In February this year, the Indian income tax authorities accused an Indian subsidiary of Huawei of repatriating a large amount of funds to its parent company in the form of dividends, reducing its taxable income in India and freezing the bank account of Huawei's Indian subsidiary. In April this year, the High Court of Delhi, India, suspended the account freeze at the request of Huawei and sought a response from the tax authorities.
At the beginning of July, vivo was investigated by India, and the account of 1 19 was frozen, with funds of nearly 400 million yuan. The Delhi High Court allowed the bank account of vivo to be unfrozen on June 5438+03, local time, provided that vivo provided the bank with a guarantee of 9.5 billion Indian Rupee (about 65438+/kloc-0.90 million US dollars, about 800 million RMB). The court also instructed vivo to keep a balance of 2.5 billion rupees in the account.
It is understood that the tax issue is a common way for the Indian government to supervise or restrict foreign-funded enterprises. In recent years, the Indian tax authorities have conducted tax investigations on many foreign-funded enterprises such as Shell, Nokia, IBM, Wal-Mart and Kane Energy, and issued high fines, including many cases in which the Indian government lost the case.

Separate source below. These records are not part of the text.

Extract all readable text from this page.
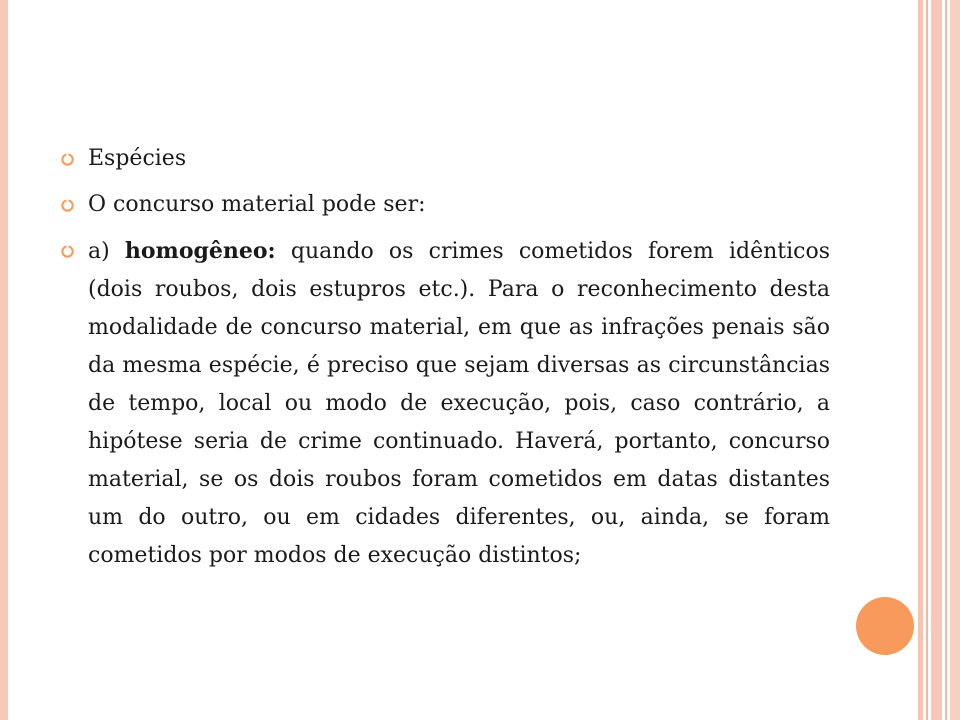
Espécies
O concurso material pode ser:
a) homogêneo: quando os crimes cometidos forem idênticos (dois roubos, dois estupros etc.). Para o reconhecimento desta modalidade de concurso material, em que as infrações penais são da mesma espécie, é preciso que sejam diversas as circunstâncias de tempo, local ou modo de execução, pois, caso contrário, a hipótese seria de crime continuado. Haverá, portanto, concurso material, se os dois roubos foram cometidos em datas distantes um do outro, ou em cidades diferentes, ou, ainda, se foram cometidos por modos de execução distintos;
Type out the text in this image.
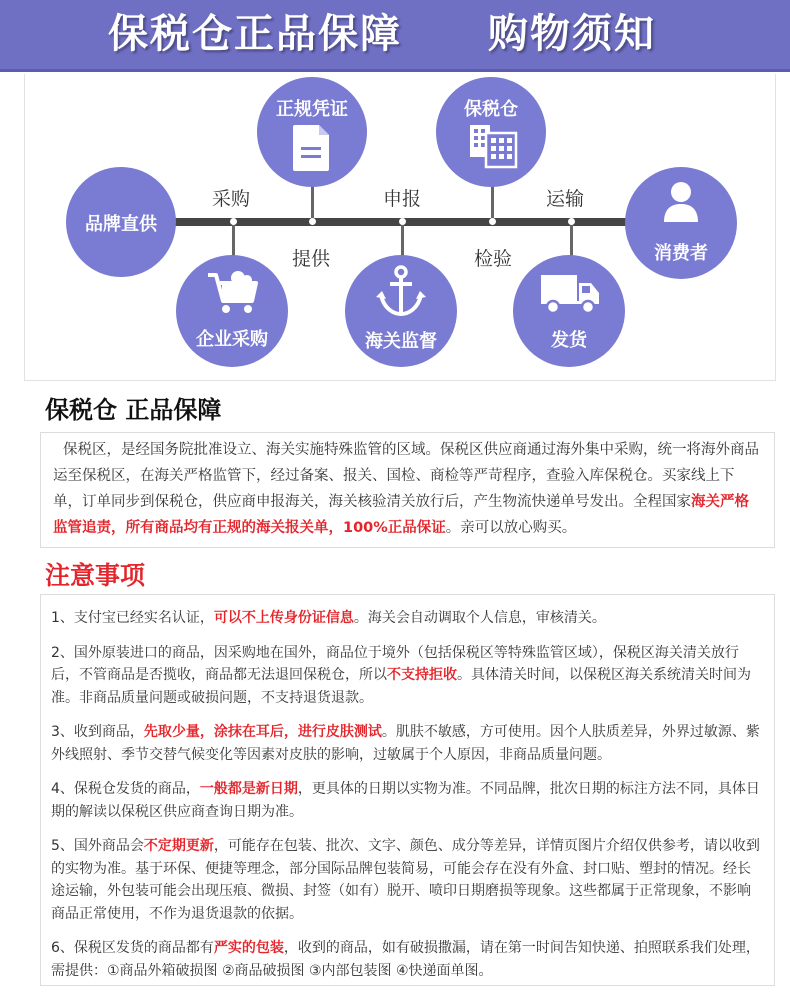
保税仓正品保障 购物须知
采购
提供
申报
检验
运输
品牌直供
正规凭证
企业采购	海关监督
保税仓
发货
消费者
保税仓 正品保障
保税区，是经国务院批准设立、海关实施特殊监管的区域。保税区供应商通过海外集中采购，统一将海外商品运至保税区，在海关严格监管下，经过备案、报关、国检、商检等严苛程序，查验入库保税仓。买家线上下单，订单同步到保税仓，供应商申报海关，海关核验清关放行后，产生物流快递单号发出。全程国家海关严格监管追责，所有商品均有正规的海关报关单，100%正品保证。亲可以放心购买。
注意事项
1、支付宝已经实名认证，可以不上传身份证信息。海关会自动调取个人信息，审核清关。
2、国外原装进口的商品，因采购地在国外，商品位于境外（包括保税区等特殊监管区域），保税区海关清关放行后，不管商品是否揽收，商品都无法退回保税仓，所以不支持拒收。具体清关时间，以保税区海关系统清关时间为准。非商品质量问题或破损问题，不支持退货退款。
3、收到商品，先取少量，涂抹在耳后，进行皮肤测试。肌肤不敏感，方可使用。因个人肤质差异，外界过敏源、紫外线照射、季节交替气候变化等因素对皮肤的影响，过敏属于个人原因，非商品质量问题。
4、保税仓发货的商品，一般都是新日期，更具体的日期以实物为准。不同品牌，批次日期的标注方法不同，具体日期的解读以保税区供应商查询日期为准。
5、国外商品会不定期更新，可能存在包装、批次、文字、颜色、成分等差异，详情页图片介绍仅供参考，请以收到的实物为准。基于环保、便捷等理念，部分国际品牌包装简易，可能会存在没有外盒、封口贴、塑封的情况。经长途运输，外包装可能会出现压痕、微损、封签（如有）脱开、喷印日期磨损等现象。这些都属于正常现象，不影响商品正常使用，不作为退货退款的依据。
6、保税区发货的商品都有严实的包装，收到的商品，如有破损撒漏，请在第一时间告知快递、拍照联系我们处理，需提供：①商品外箱破损图 ②商品破损图 ③内部包装图 ④快递面单图。
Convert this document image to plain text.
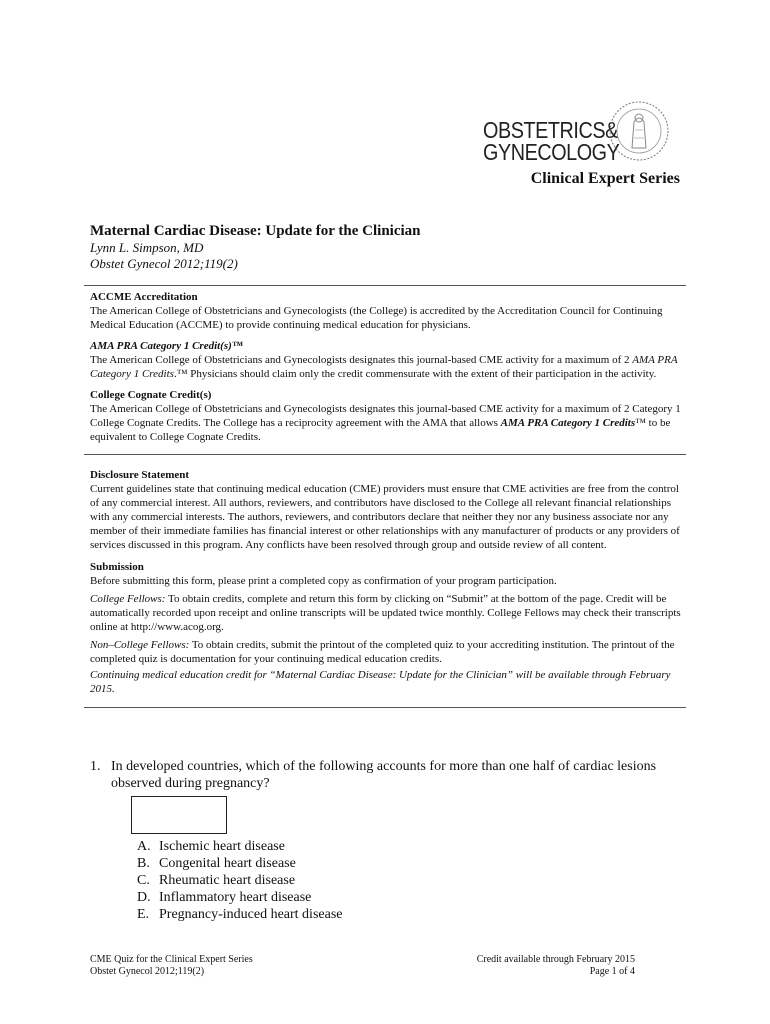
OBSTETRICS&
GYNECOLOGY
Clinical Expert Series
Maternal Cardiac Disease: Update for the Clinician
Lynn L. Simpson, MD
Obstet Gynecol 2012;119(2)
ACCME Accreditation
The American College of Obstetricians and Gynecologists (the College) is accredited by the Accreditation Council for Continuing Medical Education (ACCME) to provide continuing medical education for physicians.
AMA PRA Category 1 Credit(s)™
The American College of Obstetricians and Gynecologists designates this journal-based CME activity for a maximum of 2 AMA PRA Category 1 Credits.™ Physicians should claim only the credit commensurate with the extent of their participation in the activity.
College Cognate Credit(s)
The American College of Obstetricians and Gynecologists designates this journal-based CME activity for a maximum of 2 Category 1 College Cognate Credits. The College has a reciprocity agreement with the AMA that allows AMA PRA Category 1 Credits™ to be equivalent to College Cognate Credits.
Disclosure Statement
Current guidelines state that continuing medical education (CME) providers must ensure that CME activities are free from the control of any commercial interest. All authors, reviewers, and contributors have disclosed to the College all relevant financial relationships with any commercial interests. The authors, reviewers, and contributors declare that neither they nor any business associate nor any member of their immediate families has financial interest or other relationships with any manufacturer of products or any providers of services discussed in this program. Any conflicts have been resolved through group and outside review of all content.
Submission
Before submitting this form, please print a completed copy as confirmation of your program participation.
College Fellows: To obtain credits, complete and return this form by clicking on “Submit” at the bottom of the page. Credit will be automatically recorded upon receipt and online transcripts will be updated twice monthly. College Fellows may check their transcripts online at http://www.acog.org.
Non–College Fellows: To obtain credits, submit the printout of the completed quiz to your accrediting institution. The printout of the completed quiz is documentation for your continuing medical education credits.
Continuing medical education credit for “Maternal Cardiac Disease: Update for the Clinician” will be available through February 2015.
1. In developed countries, which of the following accounts for more than one half of cardiac lesions observed during pregnancy?
A. Ischemic heart disease
B. Congenital heart disease
C. Rheumatic heart disease
D. Inflammatory heart disease
E. Pregnancy-induced heart disease
CME Quiz for the Clinical Expert Series
Obstet Gynecol 2012;119(2)
Credit available through February 2015
Page 1 of 4
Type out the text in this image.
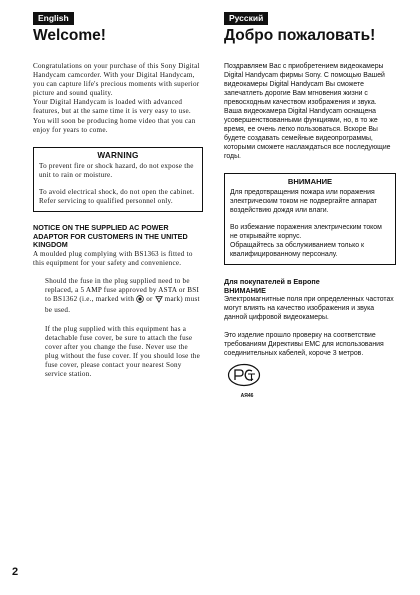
English
Welcome!

Congratulations on your purchase of this Sony Digital Handycam camcorder. With your Digital Handycam, you can capture life's precious moments with superior picture and sound quality.

Your Digital Handycam is loaded with advanced features, but at the same time it is very easy to use. You will soon be producing home video that you can enjoy for years to come.

WARNING

To prevent fire or shock hazard, do not expose the unit to rain or moisture.

To avoid electrical shock, do not open the cabinet.

Refer servicing to qualified personnel only.

NOTICE ON THE SUPPLIED AC POWER ADAPTOR FOR CUSTOMERS IN THE UNITED KINGDOM

A moulded plug complying with BS1363 is fitted to this equipment for your safety and convenience.

Should the fuse in the plug supplied need to be replaced, a 5 AMP fuse approved by ASTA or BSI to BS1362 (i.e., marked with  or  mark) must be used.

If the plug supplied with this equipment has a detachable fuse cover, be sure to attach the fuse cover after you change the fuse. Never use the plug without the fuse cover. If you should lose the fuse cover, please contact your nearest Sony service station.

Русский
Добро пожаловать!

Поздравляем Вас с приобретением видеокамеры Digital Handycam фирмы Sony. С помощью Вашей видеокамеры Digital Handycam Вы сможете запечатлеть дорогие Вам мгновения жизни с превосходным качеством изображения и звука.

Ваша видеокамера Digital Handycam оснащена усовершенствованными функциями, но, в то же время, ее очень легко пользоваться. Вскоре Вы будете создавать семейные видеопрограммы, которыми сможете наслаждаться все последующие годы.

ВНИМАНИЕ

Для предотвращения пожара или поражения электрическим током не подвергайте аппарат воздействию дождя или влаги.

Во избежание поражения электрическим током не открывайте корпус.

Обращайтесь за обслуживанием только к квалифицированному персоналу.

Для покупателей в Европе
ВНИМАНИЕ

Электромагнитные поля при определенных частотах могут влиять на качество изображения и звука данной цифровой видеокамеры.

Это изделие прошло проверку на соответствие требованиям Директивы EMC для использования соединительных кабелей, короче 3 метров.

АЯ46
2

According to the report of Securities Times E Company, relevant statistics show that at least 500 Chinese-funded enterprises have encountered tax and compliance investigations in India, which is the largest and most far-reaching systemic crisis faced by Chinese-funded enterprises since they entered India.
Zhao, a spokesman for the Ministry of Foreign Affairs of China, said that China is highly concerned about the China government's consistent demand for China enterprises to operate legally overseas, while firmly supporting China enterprises to safeguard their legitimate rights and interests.
India accused vivo of tax evasion of nearly 65.438+0.9 billion yuan. According to foreign media reports, India's General Administration of Taxation and Information (DRI) issued an announcement accusing vivo of tax evasion of 226.5438+0.7 billion rupees (about 65.438+0.89 billion yuan).
According to previous reports, in early July this year, the Indian financial crime crackdown agency raided vivo's office and frozen 1 19 bank accounts related to the Indian business of vivo and its affiliated companies, with an account holding 4.65 billion rupees (about 390 million yuan). Today, DRI claimed to have discovered the tax evasion of vivo, and the Indian company of vivo deliberately made false declarations in the descriptions of some imported products. The agency has sent a notice to vivo.
DRI accused vivo India of receiving unqualified tax exemption with a total amount of rupees. 2,265,438+700 million, and has sent a reason explanation to vivo India Company, and requested to levy Rs tariff. 2265438+700 million.
Due to "well-known" reasons, the team has withdrawn from India.
Since the beginning of this year, the operating environment of domestic mobile phone market is not good, and the dependence of China mobile phone manufacturers on overseas markets is becoming more and more obvious. However, in India, Xiaomi, OPPO and vivo have been targeted by relevant Indian departments, casting a shadow over the development of Chinese enterprises in India.
On the evening of July 2 1, after the launch of glory new products, Zhao Ming, CEO of glory, accepted a collective interview with the media. Regarding the Indian market, Zhao Ming said that Glory had a team in India a few years ago, which has been operating for a long time. Later, due to well-known reasons, the glorious Indian team withdrew. At present, glory still has partners in India and has started related businesses. At the same time, the Indian market has always been profitable, and Glory will conduct business in the Indian market in a very safe way in the future.
Judging from the market ranking, compared with Xiaomi, OPPO and vivo, the Indian market is much less important to glory, and the choice of glory may be difficult to be a reference for the other three major manufacturers.